Heberto Padilla’s punishment was the initial shot in an “uncomfortable” hunt. Paradiso, from Lezama, was removed from bookstores; Virgilio Piñera and Antón Arrufat saw their careers as playwrights cut off; hundreds of manuscripts were discarded as unpublishable; and Norberto Fuentes – fallen out of favor and rehabilitated several times – had to resort to powerful friends like Gabriel García Márquez to earn Castro’s favor once again, lost when he published Condenados de Condado.

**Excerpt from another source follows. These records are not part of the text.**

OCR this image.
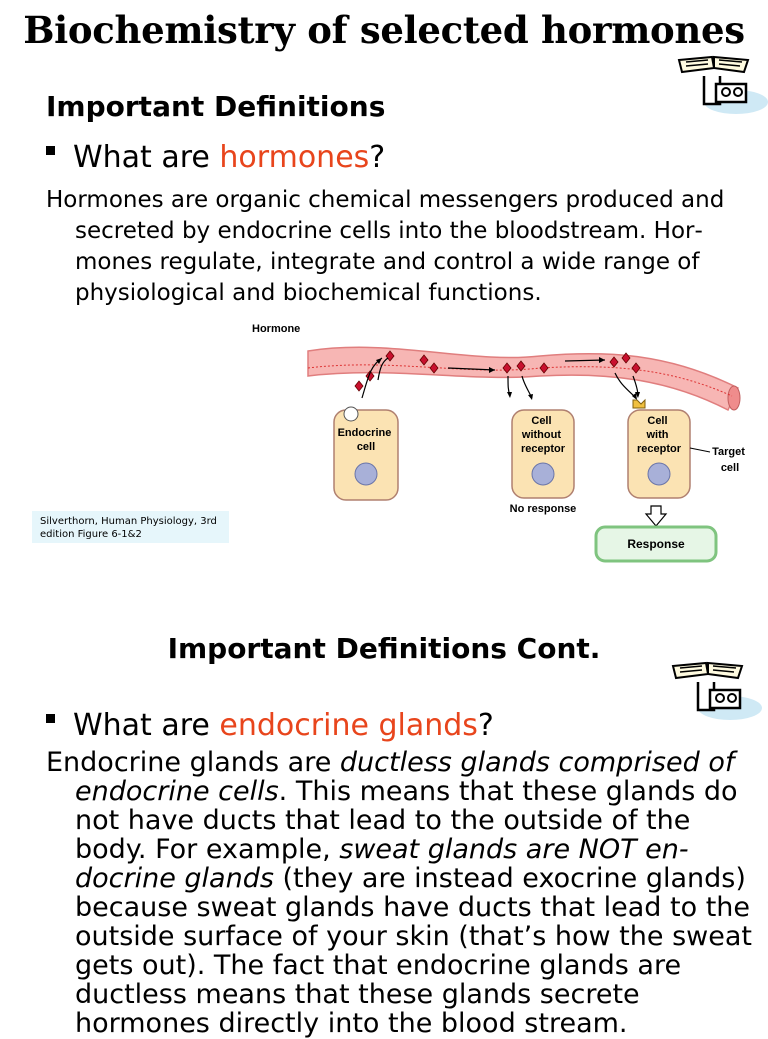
Biochemistry of selected hormones
Important Definitions

What are hormones?

Hormones are organic chemical messengers produced and secreted by endocrine cells into the bloodstream. Hormones regulate, integrate and control a wide range of physiological and biochemical functions.

Hormone
Endocrine cell
Cell without receptor
No response
Cell with receptor	Target cell
Response
Silverthorn, Human Physiology, 3rd edition Figure 6-1&2
Important Definitions Cont.

What are endocrine glands?

Endocrine glands are ductless glands comprised of endocrine cells. This means that these glands do not have ducts that lead to the outside of the body. For example, sweat glands are NOT endocrine glands (they are instead exocrine glands) because sweat glands have ducts that lead to the outside surface of your skin (that’s how the sweat gets out). The fact that endocrine glands are ductless means that these glands secrete hormones directly into the blood stream.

The survival of the Cuban regime is an anomaly. So is its cultural apparatus, composed of bureaucrats and informants whose careers depend on their almost abject loyalty to power. Florentín closes his Cuban chapter with a biographical sketch of the poet Raúl Rivero, forced into exile, a long tradition that began in the 19th century with José María Heredia and continues today with so many writers and artists from the Island.

However, the worst thing – says Florentín – is the naivety, always complicit, of those who defend communist regimes as dreams of freedom. They are not, and Rivero, who suffered several boycotts from young pro-Castro attendees during his conferences in Spain, made it clear: “Their dream is the Cubans’ nightmare.”